By R. W. Shakespeare

British Leyland car production is threatened again by an unofficial strike-of engine assembly workers at the company’s Austin-Morris plant at Longbridge, Birmingham. Output of engines for the Mini and medium range models was disrupted yesterday and the management gave a warning that there could be lay-offs among other engine plant and car assembly workers if the strike goes on.

The trouble, over manning scales, began on Thursday when 260 men in the engine assembly shop decided to stop work for 20 minutes in each hour. This action continued throughout the day and night shifts and on Friday. The management threatened to stop all car assembly work unless normal working was resumed. The men involved in the dispute then walked out. Yesterday they failed to report for work. Although some operations in the engine shop continued, output of completed engines was restricted.

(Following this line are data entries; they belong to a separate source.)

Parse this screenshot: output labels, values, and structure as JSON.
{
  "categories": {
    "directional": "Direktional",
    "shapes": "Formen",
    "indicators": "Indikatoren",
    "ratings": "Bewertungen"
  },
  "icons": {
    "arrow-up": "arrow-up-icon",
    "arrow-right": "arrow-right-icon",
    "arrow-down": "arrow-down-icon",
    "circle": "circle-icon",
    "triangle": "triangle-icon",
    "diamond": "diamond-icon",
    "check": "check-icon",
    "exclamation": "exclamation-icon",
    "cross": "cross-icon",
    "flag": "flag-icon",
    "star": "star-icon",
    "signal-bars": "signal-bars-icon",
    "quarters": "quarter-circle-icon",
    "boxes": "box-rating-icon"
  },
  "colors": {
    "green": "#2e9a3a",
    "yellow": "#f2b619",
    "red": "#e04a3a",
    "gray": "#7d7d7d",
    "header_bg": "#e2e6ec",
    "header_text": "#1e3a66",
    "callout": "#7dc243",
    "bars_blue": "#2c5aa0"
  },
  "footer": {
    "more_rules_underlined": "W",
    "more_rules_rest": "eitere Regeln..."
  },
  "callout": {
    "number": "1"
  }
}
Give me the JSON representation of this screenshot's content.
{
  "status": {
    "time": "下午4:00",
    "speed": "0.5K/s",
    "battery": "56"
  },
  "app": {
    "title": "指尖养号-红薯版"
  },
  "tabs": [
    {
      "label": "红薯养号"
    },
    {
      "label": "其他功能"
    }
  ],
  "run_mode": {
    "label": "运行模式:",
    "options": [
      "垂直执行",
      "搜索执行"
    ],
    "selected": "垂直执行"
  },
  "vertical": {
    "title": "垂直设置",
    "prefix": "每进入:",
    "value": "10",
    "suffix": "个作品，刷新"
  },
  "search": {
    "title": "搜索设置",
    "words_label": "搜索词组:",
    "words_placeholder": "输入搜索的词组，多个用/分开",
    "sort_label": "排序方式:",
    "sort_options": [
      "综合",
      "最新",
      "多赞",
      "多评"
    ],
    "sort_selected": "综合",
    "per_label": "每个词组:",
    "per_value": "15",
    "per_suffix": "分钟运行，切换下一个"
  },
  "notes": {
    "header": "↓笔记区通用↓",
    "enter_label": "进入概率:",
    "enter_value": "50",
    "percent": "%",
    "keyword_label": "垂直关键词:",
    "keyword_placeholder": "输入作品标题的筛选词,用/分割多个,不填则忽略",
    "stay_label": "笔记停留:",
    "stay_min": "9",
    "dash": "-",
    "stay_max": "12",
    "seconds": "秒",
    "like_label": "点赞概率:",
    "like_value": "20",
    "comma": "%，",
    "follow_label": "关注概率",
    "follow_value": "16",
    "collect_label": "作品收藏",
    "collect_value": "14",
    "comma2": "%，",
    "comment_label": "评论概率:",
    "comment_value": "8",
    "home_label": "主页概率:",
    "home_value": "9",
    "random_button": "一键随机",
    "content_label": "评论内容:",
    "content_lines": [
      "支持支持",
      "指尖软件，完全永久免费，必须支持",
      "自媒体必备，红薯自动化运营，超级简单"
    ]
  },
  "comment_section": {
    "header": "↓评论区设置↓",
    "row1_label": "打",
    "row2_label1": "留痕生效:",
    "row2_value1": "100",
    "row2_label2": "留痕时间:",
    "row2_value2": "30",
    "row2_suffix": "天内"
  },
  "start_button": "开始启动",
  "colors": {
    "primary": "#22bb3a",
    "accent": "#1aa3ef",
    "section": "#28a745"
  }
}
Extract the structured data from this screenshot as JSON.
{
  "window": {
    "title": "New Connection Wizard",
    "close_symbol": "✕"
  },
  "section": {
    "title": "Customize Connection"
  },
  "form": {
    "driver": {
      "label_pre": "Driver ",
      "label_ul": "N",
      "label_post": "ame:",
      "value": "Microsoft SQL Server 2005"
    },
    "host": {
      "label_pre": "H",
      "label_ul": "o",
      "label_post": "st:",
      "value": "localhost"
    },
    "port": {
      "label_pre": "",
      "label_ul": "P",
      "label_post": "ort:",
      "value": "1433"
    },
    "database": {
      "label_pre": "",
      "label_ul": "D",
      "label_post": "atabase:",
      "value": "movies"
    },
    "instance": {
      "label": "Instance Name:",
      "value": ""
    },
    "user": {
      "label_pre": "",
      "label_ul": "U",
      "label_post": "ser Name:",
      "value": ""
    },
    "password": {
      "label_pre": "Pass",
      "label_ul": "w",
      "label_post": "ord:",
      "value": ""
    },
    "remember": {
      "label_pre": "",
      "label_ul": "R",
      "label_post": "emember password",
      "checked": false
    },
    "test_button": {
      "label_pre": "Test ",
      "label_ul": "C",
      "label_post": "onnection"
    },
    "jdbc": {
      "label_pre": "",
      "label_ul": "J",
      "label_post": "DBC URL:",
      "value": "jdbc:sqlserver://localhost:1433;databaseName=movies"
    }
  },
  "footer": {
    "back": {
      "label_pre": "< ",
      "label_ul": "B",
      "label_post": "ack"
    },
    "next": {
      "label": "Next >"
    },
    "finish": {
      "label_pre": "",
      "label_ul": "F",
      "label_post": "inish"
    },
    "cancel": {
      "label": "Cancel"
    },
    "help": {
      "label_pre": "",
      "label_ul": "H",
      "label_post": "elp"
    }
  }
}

At British Leyland’s Austin Morris plant at Cowley, the threat of a further standstill , less than a week after the six week shutdown resulting from a strike by assembly workers, has been averted for the moment. The 170 paint shop men who walked out on Friday over a pay dispute have agreed to return to work while union representatives take the dispute through procedure. Production of the Austin Maxi at Cowley could be hit by a shortage of engines which are made at Longbridge.

A strike involving inspectors in one department caused the layoff of 950 employees at the British Leyland factory in Bathgate, West Lothian. yesterday. About 40 inspectors went home after they held a meeting to discuss the suspension of two workmates. Truck and tractor production was affected.